The private respondent, Aguilar-Bernares Realty, a sole proprietorship owned and operated by the
spouses Emmanuel G. Aguilar and Zenaida B. Aguilar, is the assignee of a unit, Solana, in the Sunset
View Condominium Project with La Perla Commercial, Incorporated, as assignor. The La Perla
Commercial, Incorporated bought the Solana unit on installment from the Tower Builders, Inc. The
petitioner, Sunset View Condominium Corporation, filed for the collection of assessments levied on the
unit against Aguilar-Bernares Realty.
The private respondent filed a Motion to Dismiss the complaint on the grounds (1) that the complaint
does not state a cause of action: (2) that the court has no jurisdiction over the subject or nature other
action; and (3) that there is another action pending between the same parties for the same cause. The
petitioner filed its opposition.
The motion to dismiss was granted by the respondent Judge, pursuant to Section 2 of Republic Act No.

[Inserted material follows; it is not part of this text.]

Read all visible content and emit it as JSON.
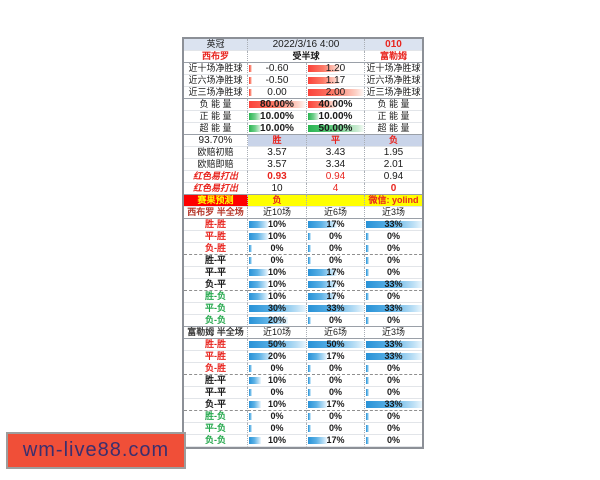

4726, a holder of a separate interest and consequently, a shareholder of the plaintiff condominium
corporation; and that the case should be properly filed with the Securities & Exchange Commission
which has exclusive original jurisdiction on controversies arising between shareholders of the
corporation. the motion for reconsideration thereof having been denied, the petitioner, alleging grave
abuse of discretion on the part of respondent Judge, filed the instant petition for certiorari praying that
the said orders be set aside.
ISSUE: Whether the CFI or the City Courts have jurisdiction over the claims filed by Sunset View, the
condominium corporation.

Held: Not every purchaser of a condominium unit is a shareholder in the corporation. The
Mater Deed determines when ownership of the unit and participation in the corporation vests
in the purchaser.
The City Court and the CFI have jurisdiction.
The share of stock appurtenant to the unit win be transferred accordingly to the purchaser of the unit
only upon full payment of the purchase price at which time he will also become the owner of the unit.

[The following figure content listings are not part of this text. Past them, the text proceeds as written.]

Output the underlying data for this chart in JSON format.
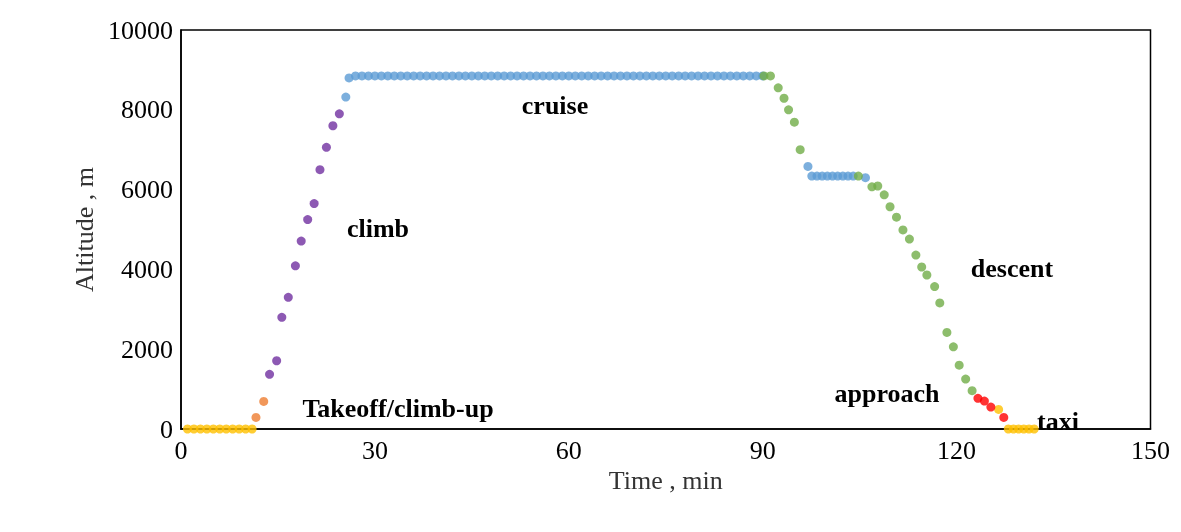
{
  "chart_data": {
    "type": "scatter",
    "xlabel": "Time , min",
    "ylabel": "Altitude , m",
    "xlim": [
      0,
      150
    ],
    "xticks": [
      0,
      30,
      60,
      90,
      120,
      150
    ],
    "ylim": [
      0,
      10000
    ],
    "yticks": [
      0,
      2000,
      4000,
      6000,
      8000,
      10000
    ],
    "grid": false,
    "marker": "circle",
    "series": [
      {
        "color": "#ffc000",
        "x": [
          1,
          2,
          3,
          4,
          5,
          6,
          7,
          8,
          9,
          10,
          11,
          126.5,
          128,
          128.8,
          129.6,
          130.4,
          131.2,
          132
        ],
        "values": [
          0,
          0,
          0,
          0,
          0,
          0,
          0,
          0,
          0,
          0,
          0,
          490,
          0,
          0,
          0,
          0,
          0,
          0
        ]
      },
      {
        "color": "#ed7d31",
        "x": [
          11.6,
          12.8
        ],
        "values": [
          290,
          690
        ]
      },
      {
        "color": "#7030a0",
        "x": [
          13.7,
          14.8,
          15.6,
          16.6,
          17.7,
          18.6,
          19.6,
          20.6,
          21.5,
          22.5,
          23.5,
          24.5
        ],
        "values": [
          1370,
          1710,
          2800,
          3300,
          4090,
          4710,
          5250,
          5650,
          6500,
          7060,
          7600,
          7900
        ]
      },
      {
        "color": "#5b9bd5",
        "x": [
          25.5,
          26,
          27,
          28,
          29,
          30,
          31,
          32,
          33,
          34,
          35,
          36,
          37,
          38,
          39,
          40,
          41,
          42,
          43,
          44,
          45,
          46,
          47,
          48,
          49,
          50,
          51,
          52,
          53,
          54,
          55,
          56,
          57,
          58,
          59,
          60,
          61,
          62,
          63,
          64,
          65,
          66,
          67,
          68,
          69,
          70,
          71,
          72,
          73,
          74,
          75,
          76,
          77,
          78,
          79,
          80,
          81,
          82,
          83,
          84,
          85,
          86,
          87,
          88,
          89,
          90,
          97,
          97.6,
          98.4,
          99.2,
          100,
          100.8,
          101.6,
          102.4,
          103.2,
          104,
          105.9
        ],
        "values": [
          8320,
          8800,
          8850,
          8850,
          8850,
          8850,
          8850,
          8850,
          8850,
          8850,
          8850,
          8850,
          8850,
          8850,
          8850,
          8850,
          8850,
          8850,
          8850,
          8850,
          8850,
          8850,
          8850,
          8850,
          8850,
          8850,
          8850,
          8850,
          8850,
          8850,
          8850,
          8850,
          8850,
          8850,
          8850,
          8850,
          8850,
          8850,
          8850,
          8850,
          8850,
          8850,
          8850,
          8850,
          8850,
          8850,
          8850,
          8850,
          8850,
          8850,
          8850,
          8850,
          8850,
          8850,
          8850,
          8850,
          8850,
          8850,
          8850,
          8850,
          8850,
          8850,
          8850,
          8850,
          8850,
          8850,
          6580,
          6340,
          6340,
          6340,
          6340,
          6340,
          6340,
          6340,
          6340,
          6340,
          6300
        ]
      },
      {
        "color": "#70ad47",
        "x": [
          90.2,
          91.2,
          92.4,
          93.3,
          94,
          94.9,
          95.8,
          104.8,
          106.9,
          107.8,
          108.8,
          109.7,
          110.7,
          111.7,
          112.7,
          113.7,
          114.6,
          115.4,
          116.6,
          117.4,
          118.5,
          119.5,
          120.4,
          121.4,
          122.4
        ],
        "values": [
          8850,
          8850,
          8550,
          8290,
          8000,
          7690,
          7000,
          6340,
          6070,
          6090,
          5870,
          5570,
          5310,
          4990,
          4760,
          4360,
          4060,
          3860,
          3570,
          3160,
          2420,
          2060,
          1600,
          1250,
          960
        ]
      },
      {
        "color": "#ff0000",
        "x": [
          123.3,
          124.3,
          125.3,
          127.3
        ],
        "values": [
          770,
          700,
          550,
          290
        ]
      }
    ],
    "annotations": [
      "cruise",
      "climb",
      "descent",
      "approach",
      "Takeoff/climb-up",
      "taxi"
    ]
  }
}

Consequently, even under the contract, it is only the owner of a unit who is a shareholder of the
Condominium Corporation. Inasmuch as owners is conveyed only upon full payment of the purchase
price, it necessarily follows that a purchaser of a unit who has not paid the full purchase price thereof is
not The owner of the unit and consequently is not a shareholder of the Condominium Corporation.
In this case, the Master Deed provides that ownership is transferred only upon full payment of the
purchase price.
Private respondents have not yet fully paid the purchase price, hence they are not shareholders and the
SEC has no jurisdiction over the claims.